Naam: den Arent
Adres: Herengracht 466a
Architect: Philips Vingboons, -
Bouwtijd: 1669, 1765
Opdracht: Jeronimus de Haze
De grond voor het huis is in 1665 gekocht door de koopman en assurandeur Jeronimus de Haze, heer van Stabroek (1613-1681). Hij laat op het
terrein een dubbel huis bouwen, ontworpen door Philips Vingboons. Het huis komt in 1671 gereed en heeft boven de kelder een lage begane grond
verdieping. De hoofdingang komt uit op de bel-etage zoals te zien is op de ontwerptekening van Philip Vingboons. Het is een huis met een zandstenen
gevel met een drie ramen brede vooruitspringende gevelpartij met middeningang. De ingang is met zuilen en een balkon omlijst. De gevel wordt
bekroond met een groot driehoekig fronton waarop een arend met in de bek twee vruchtenslingers en daarachter twee haasjes in het timpaan. Het
timpaan is vermoedelijke gemaakt door Jan Gijselingh de Jonge een vaste medewerker van Vingboons. De haasjes zijn een toespeling op de naam van
de opdrachtgever.
De bouwheer, eerst weduwnaar van de in de 1643 overleden Clara van Schoonhoven, daarna opnieuw weduwnaar van de in 1667 overleden Magdelena
Juliana Storm, heeft het huis nog 10 jaar bewoond.

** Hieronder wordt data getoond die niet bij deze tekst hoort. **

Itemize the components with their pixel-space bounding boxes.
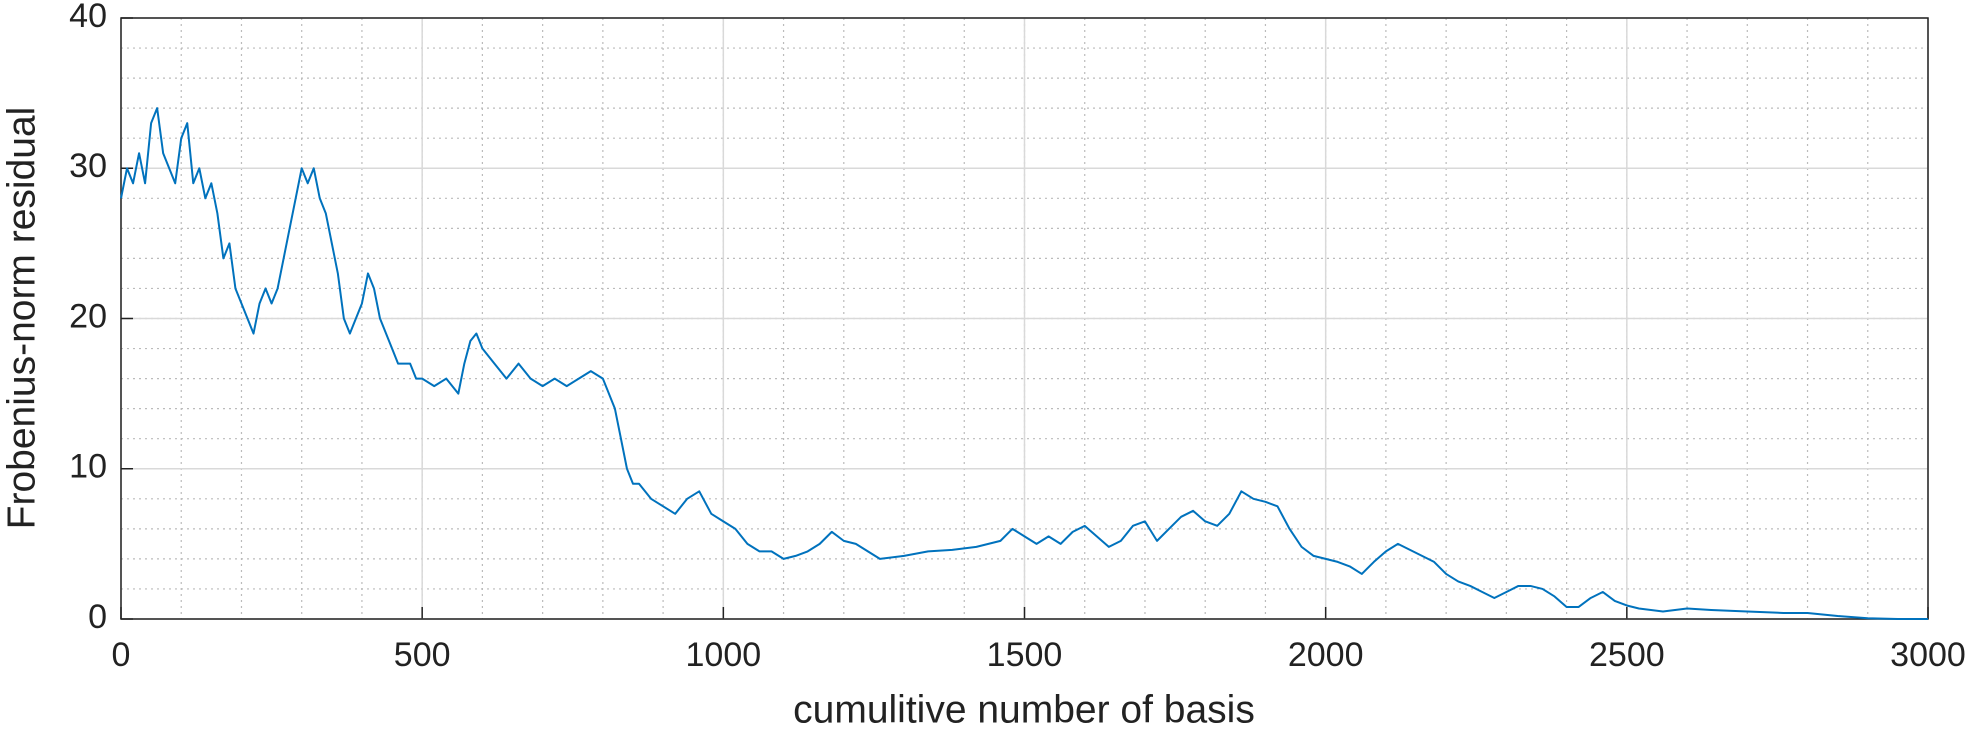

Diens zoon, de schatrijke rentenier Jeronimus Haze, heer van Stabroek (1641-1705) heeft ook
na zijn huwelijk in 1673 met Margaretha Helena van Swaenswijck (1666-1715) bij zijn vader ingewoond en kreeg Herengracht 466a in 1681 toebedeeld.
Het is 1696 en Jeronimus de Haze stelt zich niet herkiesbaar voor een burgemeesterspost. De verkiezingen vinden plaats op de avond dat het
Aansprekersoproer los barst. De Haze heeft tijd om voorzorgsmaatregelen te nemen. Als de volgende ochtend het gepeupel zich opmaakt zijn huis te plunderen
laat hij te hulp geroepen vrienden vanaf de stoep geld strooien. Door het gegrabbel werd er zoveel tijd gewonnen dat een compagnie schutters aan
kon rukken. Zij schoten onmiddellijk en raak, waarop de plunderaars afdropen.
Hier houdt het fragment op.